The construction of the new line proceeded and it was fully opened in July 1903. There was a station at Little Somerford. In anticipation of the opening, to avoid confusion, Somerford station on the Malmesbury branch was renamed Great Somerford from 1 January 1903. The new line crossed over the old branch adjacent to the River Avon near Little Somerford.

In the 1920s and 1930s the GWR had been examining the means by which the operating expenses of branch lines might be reduced, and a proposal was put forward to make the Malmesbury branch join the Badminton line at Little Somerford, instead of Dauntsey on the Chippenham line. This was approved, and the main construction work, a connecting link at Little Somerford on a gradient of 1 in 50 up to the Badminton line, started on 9 May 1932. On 17 July 1933 the new connection opened and the Dauntsey section was closed; Little Somerford was the junction station for Malmesbury, and Great Somerford station closed.

The main line stopping service at Little Somerford was sparse – four trains each way daily – but there was a morning through train from Swindon, an afternoon through train from Malmesbury to Wootton Bassett, and an evening round trip to Swindon.

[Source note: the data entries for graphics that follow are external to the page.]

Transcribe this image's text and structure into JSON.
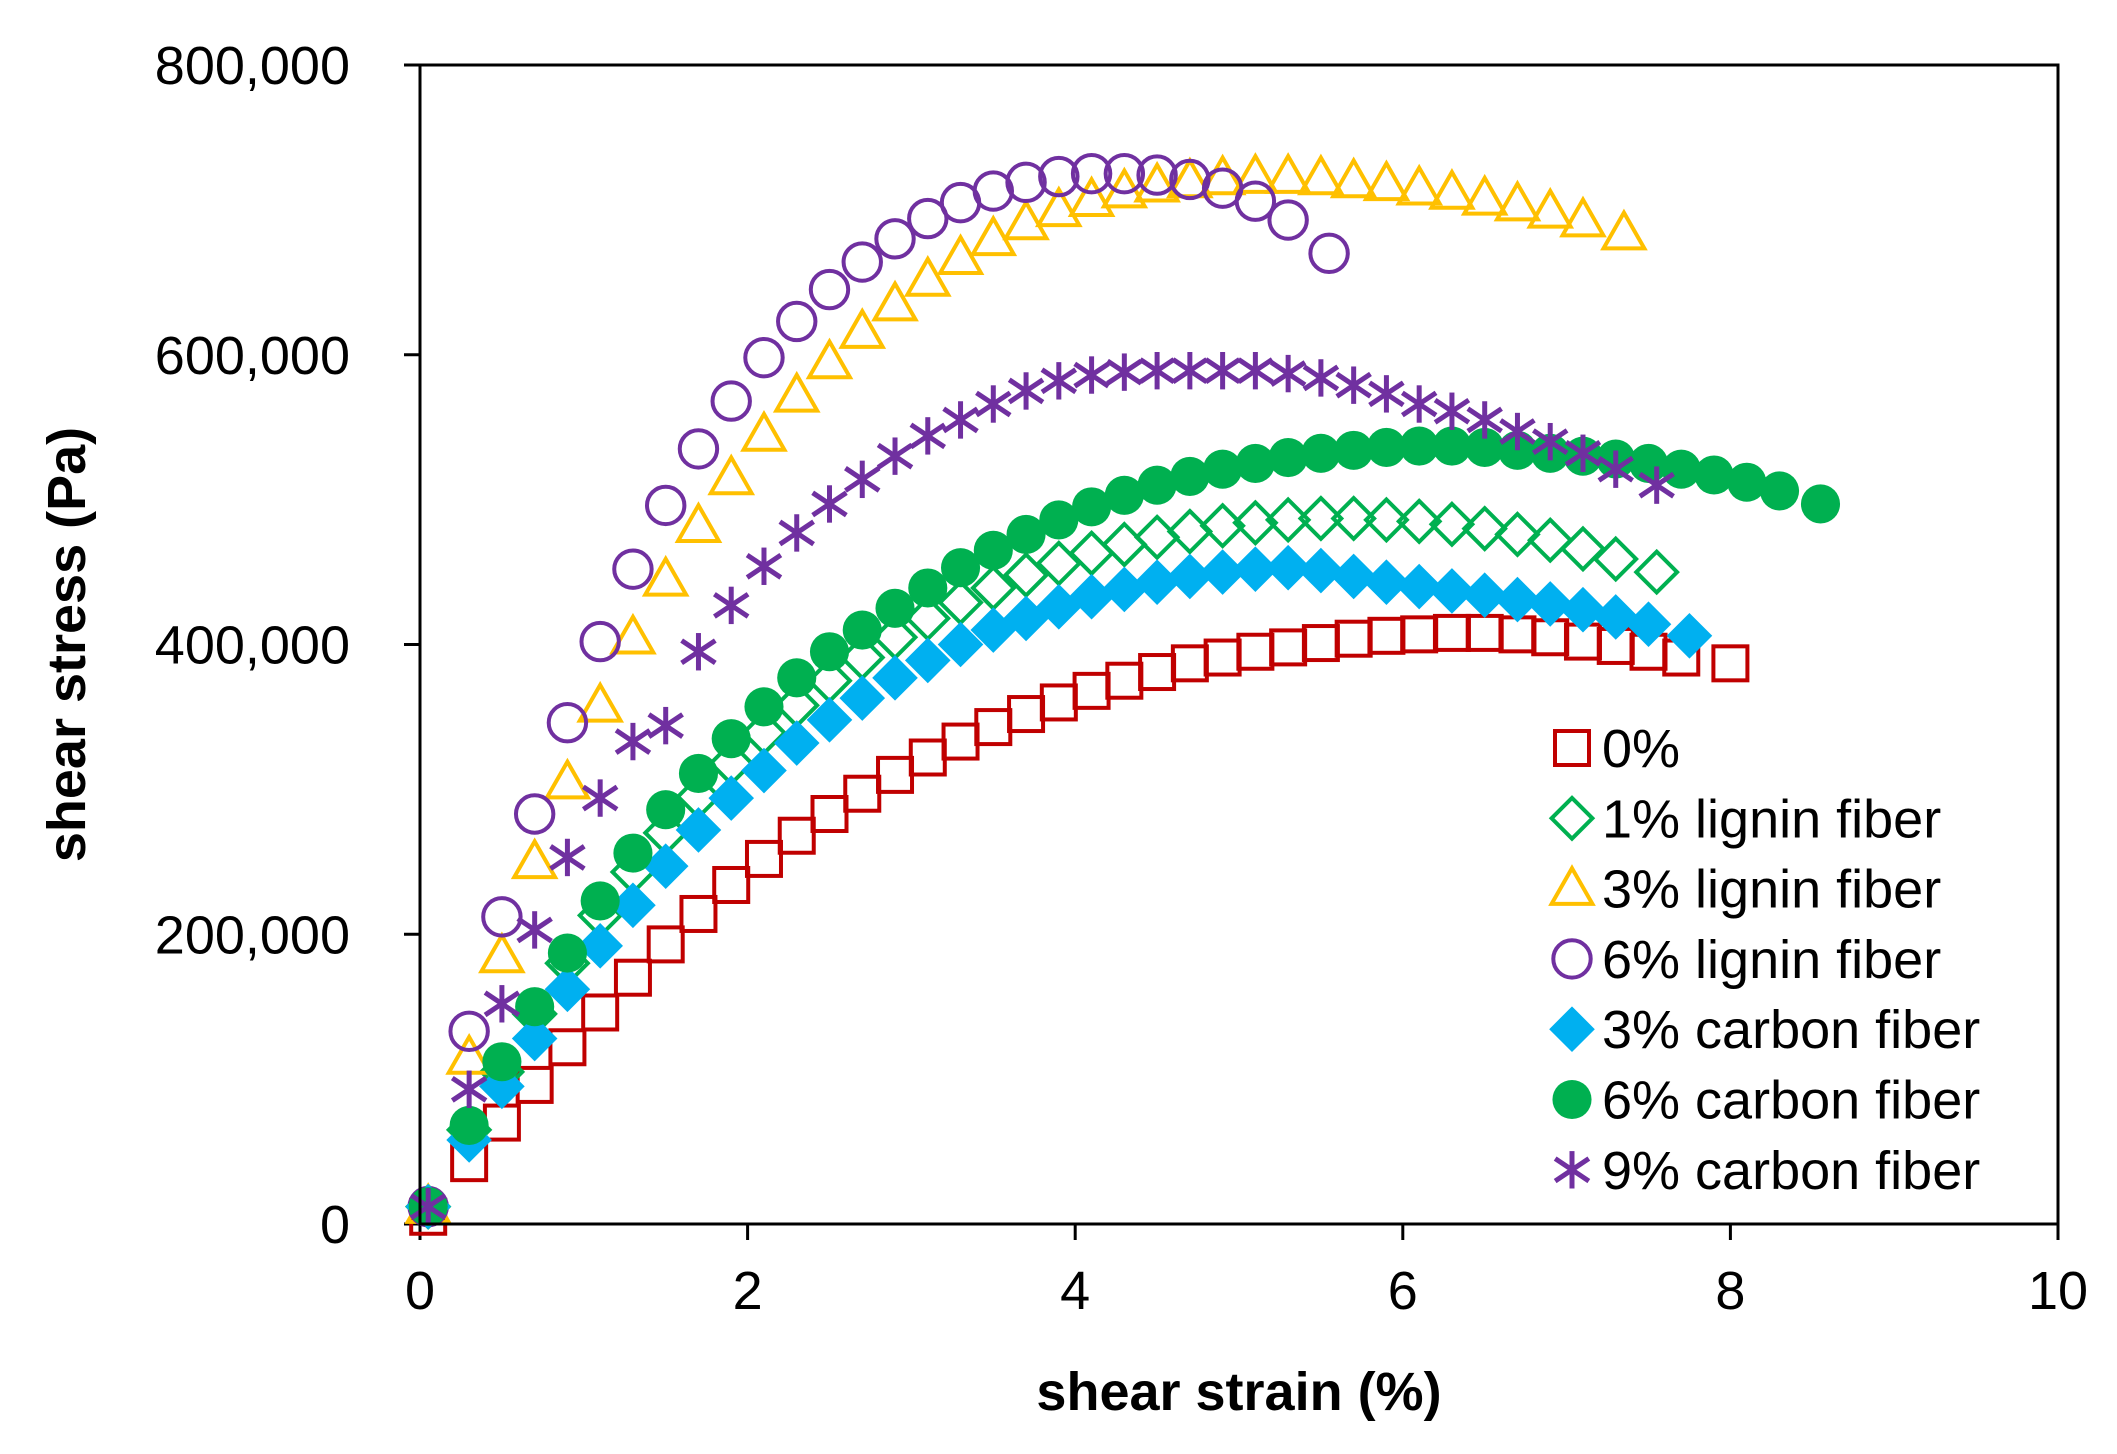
{
  "chart_data": {
    "type": "scatter",
    "title": "",
    "xlabel": "shear strain (%)",
    "ylabel": "shear stress (Pa)",
    "xlim": [
      0,
      10
    ],
    "ylim": [
      0,
      800000
    ],
    "x_ticks": [
      0,
      2,
      4,
      6,
      8,
      10
    ],
    "y_ticks": [
      0,
      200000,
      400000,
      600000,
      800000
    ],
    "x_tick_labels": [
      "0",
      "2",
      "4",
      "6",
      "8",
      "10"
    ],
    "y_tick_labels": [
      "0",
      "200,000",
      "400,000",
      "600,000",
      "800,000"
    ],
    "grid": false,
    "legend_position": "bottom-right",
    "series": [
      {
        "name": "0%",
        "marker": "square-open",
        "color": "#C00000",
        "x": [
          0.05,
          0.3,
          0.5,
          0.7,
          0.9,
          1.1,
          1.3,
          1.5,
          1.7,
          1.9,
          2.1,
          2.3,
          2.5,
          2.7,
          2.9,
          3.1,
          3.3,
          3.5,
          3.7,
          3.9,
          4.1,
          4.3,
          4.5,
          4.7,
          4.9,
          5.1,
          5.3,
          5.5,
          5.7,
          5.9,
          6.1,
          6.3,
          6.5,
          6.7,
          6.9,
          7.1,
          7.3,
          7.5,
          7.7,
          8.0
        ],
        "y": [
          5000,
          42000,
          70000,
          96000,
          122000,
          146000,
          170000,
          193000,
          214000,
          234000,
          252000,
          268000,
          283000,
          297000,
          310000,
          322000,
          333000,
          343000,
          352000,
          360000,
          368000,
          375000,
          381000,
          387000,
          391000,
          395000,
          398000,
          401000,
          404000,
          406000,
          407000,
          408000,
          408000,
          407000,
          405000,
          402000,
          399000,
          395000,
          391000,
          387000
        ]
      },
      {
        "name": "1% lignin fiber",
        "marker": "diamond-open",
        "color": "#00B050",
        "x": [
          0.05,
          0.3,
          0.5,
          0.7,
          0.9,
          1.1,
          1.3,
          1.5,
          1.7,
          1.9,
          2.1,
          2.3,
          2.5,
          2.7,
          2.9,
          3.1,
          3.3,
          3.5,
          3.7,
          3.9,
          4.1,
          4.3,
          4.5,
          4.7,
          4.9,
          5.1,
          5.3,
          5.5,
          5.7,
          5.9,
          6.1,
          6.3,
          6.5,
          6.7,
          6.9,
          7.1,
          7.3,
          7.55
        ],
        "y": [
          12000,
          65000,
          105000,
          145000,
          180000,
          213000,
          243000,
          270000,
          295000,
          318000,
          339000,
          358000,
          375000,
          391000,
          405000,
          418000,
          429000,
          439000,
          448000,
          456000,
          463000,
          469000,
          474000,
          478000,
          482000,
          484000,
          486000,
          487000,
          487000,
          486000,
          485000,
          483000,
          480000,
          476000,
          472000,
          466000,
          459000,
          450000
        ]
      },
      {
        "name": "3% lignin fiber",
        "marker": "triangle-open",
        "color": "#FFC000",
        "x": [
          0.05,
          0.3,
          0.5,
          0.7,
          0.9,
          1.1,
          1.3,
          1.5,
          1.7,
          1.9,
          2.1,
          2.3,
          2.5,
          2.7,
          2.9,
          3.1,
          3.3,
          3.5,
          3.7,
          3.9,
          4.1,
          4.3,
          4.5,
          4.7,
          4.9,
          5.1,
          5.3,
          5.5,
          5.7,
          5.9,
          6.1,
          6.3,
          6.5,
          6.7,
          6.9,
          7.1,
          7.35
        ],
        "y": [
          12000,
          115000,
          185000,
          250000,
          305000,
          358000,
          405000,
          445000,
          482000,
          515000,
          545000,
          572000,
          595000,
          616000,
          635000,
          652000,
          667000,
          680000,
          691000,
          700000,
          707000,
          713000,
          717000,
          720000,
          722000,
          723000,
          723000,
          722000,
          720000,
          718000,
          715000,
          712000,
          708000,
          704000,
          699000,
          693000,
          684000
        ]
      },
      {
        "name": "6% lignin fiber",
        "marker": "circle-open",
        "color": "#7030A0",
        "x": [
          0.05,
          0.3,
          0.5,
          0.7,
          0.9,
          1.1,
          1.3,
          1.5,
          1.7,
          1.9,
          2.1,
          2.3,
          2.5,
          2.7,
          2.9,
          3.1,
          3.3,
          3.5,
          3.7,
          3.9,
          4.1,
          4.3,
          4.5,
          4.7,
          4.9,
          5.1,
          5.3,
          5.55
        ],
        "y": [
          12000,
          133000,
          212000,
          283000,
          346000,
          402000,
          452000,
          496000,
          535000,
          568000,
          598000,
          623000,
          645000,
          664000,
          680000,
          694000,
          705000,
          713000,
          719000,
          723000,
          725000,
          725000,
          724000,
          721000,
          715000,
          706000,
          693000,
          670000
        ]
      },
      {
        "name": "3% carbon fiber",
        "marker": "diamond-filled",
        "color": "#00B0F0",
        "x": [
          0.05,
          0.3,
          0.5,
          0.7,
          0.9,
          1.1,
          1.3,
          1.5,
          1.7,
          1.9,
          2.1,
          2.3,
          2.5,
          2.7,
          2.9,
          3.1,
          3.3,
          3.5,
          3.7,
          3.9,
          4.1,
          4.3,
          4.5,
          4.7,
          4.9,
          5.1,
          5.3,
          5.5,
          5.7,
          5.9,
          6.1,
          6.3,
          6.5,
          6.7,
          6.9,
          7.1,
          7.3,
          7.5,
          7.75
        ],
        "y": [
          12000,
          58000,
          95000,
          128000,
          162000,
          192000,
          220000,
          247000,
          272000,
          294000,
          313000,
          332000,
          348000,
          363000,
          377000,
          389000,
          400000,
          410000,
          418000,
          426000,
          433000,
          438000,
          443000,
          447000,
          450000,
          452000,
          453000,
          451000,
          447000,
          443000,
          440000,
          437000,
          434000,
          431000,
          428000,
          424000,
          419000,
          414000,
          406000
        ]
      },
      {
        "name": "6% carbon fiber",
        "marker": "circle-filled",
        "color": "#00B050",
        "x": [
          0.05,
          0.3,
          0.5,
          0.7,
          0.9,
          1.1,
          1.3,
          1.5,
          1.7,
          1.9,
          2.1,
          2.3,
          2.5,
          2.7,
          2.9,
          3.1,
          3.3,
          3.5,
          3.7,
          3.9,
          4.1,
          4.3,
          4.5,
          4.7,
          4.9,
          5.1,
          5.3,
          5.5,
          5.7,
          5.9,
          6.1,
          6.3,
          6.5,
          6.7,
          6.9,
          7.1,
          7.3,
          7.5,
          7.7,
          7.9,
          8.1,
          8.3,
          8.55
        ],
        "y": [
          12000,
          68000,
          112000,
          150000,
          187000,
          223000,
          256000,
          286000,
          311000,
          335000,
          357000,
          377000,
          395000,
          410000,
          425000,
          439000,
          453000,
          465000,
          476000,
          486000,
          495000,
          503000,
          510000,
          516000,
          521000,
          525000,
          529000,
          532000,
          534000,
          536000,
          537000,
          537000,
          536000,
          534000,
          532000,
          530000,
          528000,
          525000,
          521000,
          517000,
          512000,
          506000,
          497000
        ]
      },
      {
        "name": "9% carbon fiber",
        "marker": "asterisk",
        "color": "#7030A0",
        "x": [
          0.05,
          0.3,
          0.5,
          0.7,
          0.9,
          1.1,
          1.3,
          1.5,
          1.7,
          1.9,
          2.1,
          2.3,
          2.5,
          2.7,
          2.9,
          3.1,
          3.3,
          3.5,
          3.7,
          3.9,
          4.1,
          4.3,
          4.5,
          4.7,
          4.9,
          5.1,
          5.3,
          5.5,
          5.7,
          5.9,
          6.1,
          6.3,
          6.5,
          6.7,
          6.9,
          7.1,
          7.3,
          7.55
        ],
        "y": [
          12000,
          93000,
          152000,
          203000,
          253000,
          294000,
          333000,
          344000,
          395000,
          427000,
          454000,
          477000,
          497000,
          514000,
          530000,
          544000,
          555000,
          566000,
          575000,
          582000,
          586000,
          588000,
          589000,
          589000,
          589000,
          589000,
          587000,
          584000,
          579000,
          573000,
          566000,
          561000,
          555000,
          547000,
          540000,
          532000,
          521000,
          510000
        ]
      }
    ]
  }
}
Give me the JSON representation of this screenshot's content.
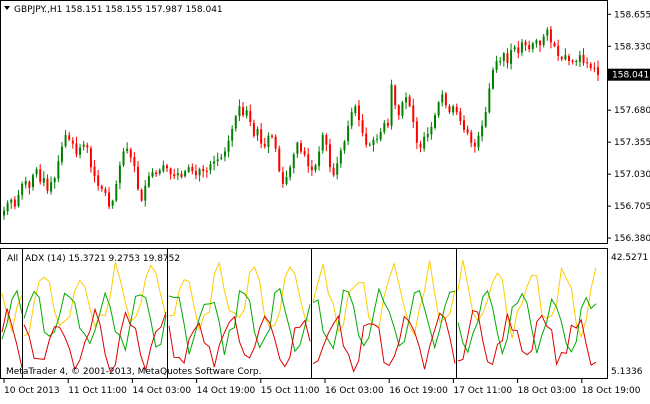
{
  "colors": {
    "background": "#ffffff",
    "frame": "#000000",
    "bull": "#008000",
    "bear": "#ff0000",
    "adx": "#ffcc00",
    "plus_di": "#00aa00",
    "minus_di": "#dd0000",
    "price_tag_bg": "#000000",
    "price_tag_fg": "#ffffff"
  },
  "header": {
    "symbol_line": "GBPJPY.,H1  158.151 158.155 157.987 158.041",
    "collapse_icon": "triangle-down-icon"
  },
  "price_axis": {
    "ticks": [
      "158.655",
      "158.330",
      "158.041",
      "157.680",
      "157.355",
      "157.030",
      "156.705",
      "156.380"
    ],
    "current_price": "158.041"
  },
  "indicator": {
    "label_all": "All",
    "label": "ADX (14) 15.3721 9.2753 19.8752",
    "axis_max": "42.5271",
    "axis_min": "5.1336"
  },
  "copyright": "MetaTrader 4, © 2001-2013, MetaQuotes Software Corp.",
  "time_axis": {
    "labels": [
      "10 Oct 2013",
      "11 Oct 11:00",
      "14 Oct 03:00",
      "14 Oct 19:00",
      "15 Oct 11:00",
      "16 Oct 03:00",
      "16 Oct 19:00",
      "17 Oct 11:00",
      "18 Oct 03:00",
      "18 Oct 19:00"
    ]
  },
  "chart_data": {
    "type": "candlestick",
    "symbol": "GBPJPY.",
    "timeframe": "H1",
    "ohlc_last": {
      "open": 158.151,
      "high": 158.155,
      "low": 157.987,
      "close": 158.041
    },
    "ylim": [
      156.33,
      158.78
    ],
    "close": [
      156.66,
      156.74,
      156.77,
      156.7,
      156.82,
      156.93,
      156.96,
      156.89,
      157.02,
      157.08,
      156.95,
      156.99,
      156.86,
      156.95,
      156.99,
      157.16,
      157.31,
      157.43,
      157.38,
      157.34,
      157.23,
      157.3,
      157.33,
      157.3,
      157.1,
      157.01,
      156.91,
      156.88,
      156.84,
      156.7,
      156.76,
      156.93,
      157.12,
      157.26,
      157.29,
      157.2,
      157.11,
      156.88,
      156.76,
      156.91,
      157.01,
      157.05,
      157.03,
      157.07,
      157.12,
      157.09,
      157.03,
      157.01,
      157.04,
      157.0,
      157.06,
      157.1,
      157.06,
      157.02,
      157.08,
      157.06,
      157.06,
      157.13,
      157.16,
      157.18,
      157.2,
      157.26,
      157.37,
      157.49,
      157.62,
      157.72,
      157.63,
      157.68,
      157.56,
      157.42,
      157.49,
      157.34,
      157.31,
      157.42,
      157.41,
      157.29,
      157.06,
      156.93,
      157.0,
      157.1,
      157.23,
      157.35,
      157.26,
      157.23,
      157.11,
      157.07,
      157.12,
      157.26,
      157.43,
      157.33,
      157.1,
      157.02,
      157.14,
      157.27,
      157.36,
      157.52,
      157.66,
      157.72,
      157.58,
      157.45,
      157.33,
      157.33,
      157.38,
      157.39,
      157.46,
      157.55,
      157.52,
      157.94,
      157.73,
      157.63,
      157.76,
      157.81,
      157.72,
      157.56,
      157.35,
      157.3,
      157.41,
      157.44,
      157.51,
      157.63,
      157.76,
      157.84,
      157.73,
      157.66,
      157.72,
      157.66,
      157.57,
      157.48,
      157.45,
      157.35,
      157.31,
      157.42,
      157.52,
      157.66,
      157.9,
      158.09,
      158.18,
      158.18,
      158.26,
      158.16,
      158.29,
      158.32,
      158.26,
      158.37,
      158.34,
      158.3,
      158.36,
      158.39,
      158.34,
      158.43,
      158.5,
      158.37,
      158.33,
      158.23,
      158.2,
      158.24,
      158.18,
      158.17,
      158.18,
      158.24,
      158.16,
      158.16,
      158.11,
      158.11,
      158.04
    ],
    "adx_values": {
      "adx": 15.3721,
      "plus_di": 9.2753,
      "minus_di": 19.8752
    },
    "adx_ylim": [
      5.1336,
      42.5271
    ]
  }
}
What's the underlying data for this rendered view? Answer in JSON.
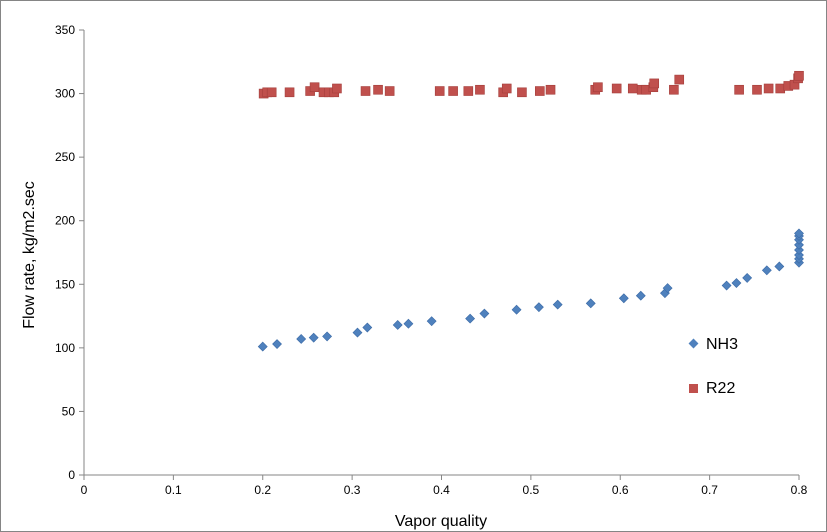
{
  "chart_data": {
    "type": "scatter",
    "title": "",
    "xlabel": "Vapor quality",
    "ylabel": "Flow rate, kg/m2.sec",
    "xlim": [
      0,
      0.8
    ],
    "ylim": [
      0,
      350
    ],
    "x_ticks": [
      "0",
      "0.1",
      "0.2",
      "0.3",
      "0.4",
      "0.5",
      "0.6",
      "0.7",
      "0.8"
    ],
    "y_ticks": [
      "0",
      "50",
      "100",
      "150",
      "200",
      "250",
      "300",
      "350"
    ],
    "grid": false,
    "legend_position": "right",
    "series": [
      {
        "name": "NH3",
        "marker": "diamond",
        "color": "#4F81BD",
        "points": [
          [
            0.2,
            101
          ],
          [
            0.216,
            103
          ],
          [
            0.243,
            107
          ],
          [
            0.257,
            108
          ],
          [
            0.272,
            109
          ],
          [
            0.306,
            112
          ],
          [
            0.317,
            116
          ],
          [
            0.351,
            118
          ],
          [
            0.363,
            119
          ],
          [
            0.389,
            121
          ],
          [
            0.432,
            123
          ],
          [
            0.448,
            127
          ],
          [
            0.484,
            130
          ],
          [
            0.509,
            132
          ],
          [
            0.53,
            134
          ],
          [
            0.567,
            135
          ],
          [
            0.604,
            139
          ],
          [
            0.623,
            141
          ],
          [
            0.65,
            143
          ],
          [
            0.653,
            147
          ],
          [
            0.719,
            149
          ],
          [
            0.73,
            151
          ],
          [
            0.742,
            155
          ],
          [
            0.764,
            161
          ],
          [
            0.778,
            164
          ],
          [
            0.8,
            167
          ],
          [
            0.8,
            170
          ],
          [
            0.8,
            173
          ],
          [
            0.8,
            177
          ],
          [
            0.8,
            181
          ],
          [
            0.8,
            185
          ],
          [
            0.8,
            188
          ],
          [
            0.8,
            190
          ]
        ]
      },
      {
        "name": "R22",
        "marker": "square",
        "color": "#C0504D",
        "points": [
          [
            0.201,
            300
          ],
          [
            0.205,
            301
          ],
          [
            0.21,
            301
          ],
          [
            0.23,
            301
          ],
          [
            0.253,
            302
          ],
          [
            0.258,
            305
          ],
          [
            0.268,
            301
          ],
          [
            0.274,
            301
          ],
          [
            0.28,
            301
          ],
          [
            0.283,
            304
          ],
          [
            0.315,
            302
          ],
          [
            0.329,
            303
          ],
          [
            0.342,
            302
          ],
          [
            0.398,
            302
          ],
          [
            0.413,
            302
          ],
          [
            0.43,
            302
          ],
          [
            0.443,
            303
          ],
          [
            0.469,
            301
          ],
          [
            0.473,
            304
          ],
          [
            0.49,
            301
          ],
          [
            0.51,
            302
          ],
          [
            0.522,
            303
          ],
          [
            0.572,
            303
          ],
          [
            0.575,
            305
          ],
          [
            0.596,
            304
          ],
          [
            0.614,
            304
          ],
          [
            0.624,
            303
          ],
          [
            0.629,
            303
          ],
          [
            0.637,
            305
          ],
          [
            0.638,
            308
          ],
          [
            0.66,
            303
          ],
          [
            0.666,
            311
          ],
          [
            0.733,
            303
          ],
          [
            0.753,
            303
          ],
          [
            0.766,
            304
          ],
          [
            0.779,
            304
          ],
          [
            0.788,
            306
          ],
          [
            0.795,
            307
          ],
          [
            0.799,
            312
          ],
          [
            0.8,
            314
          ]
        ]
      }
    ]
  }
}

The Malmesbury branch train used the main line platforms, as no bay was provided.

===Stabling on the Dauntsey line===
Following closure of the Dauntsey section, the former line was used for wagon storage. From July 1934 the configuration was changed to give access from the Somerford end, a connection being laid in specially, referred to as Kingsmead Siding.

===Closure===
After the Second World War, passenger usage of the line declined abruptly; a two-hourly regular bus service from Swindon to Bristol via Malmesbury was started in 1948, providing greater convenience than the train service, and other services to Chippenham and elsewhere soon followed. A survey showed that only 23 passengers used the 11:35 train from Malmesbury in a sample week. Closure was inevitable despite local opposition, and the last train ran on 8 September 1951.

Goods traffic continued on the branch; Malmesbury signal box was abolished in 1956, with the yard points being hand worked. Business continued to decline and total closure of the branch took place on 11 November 1962.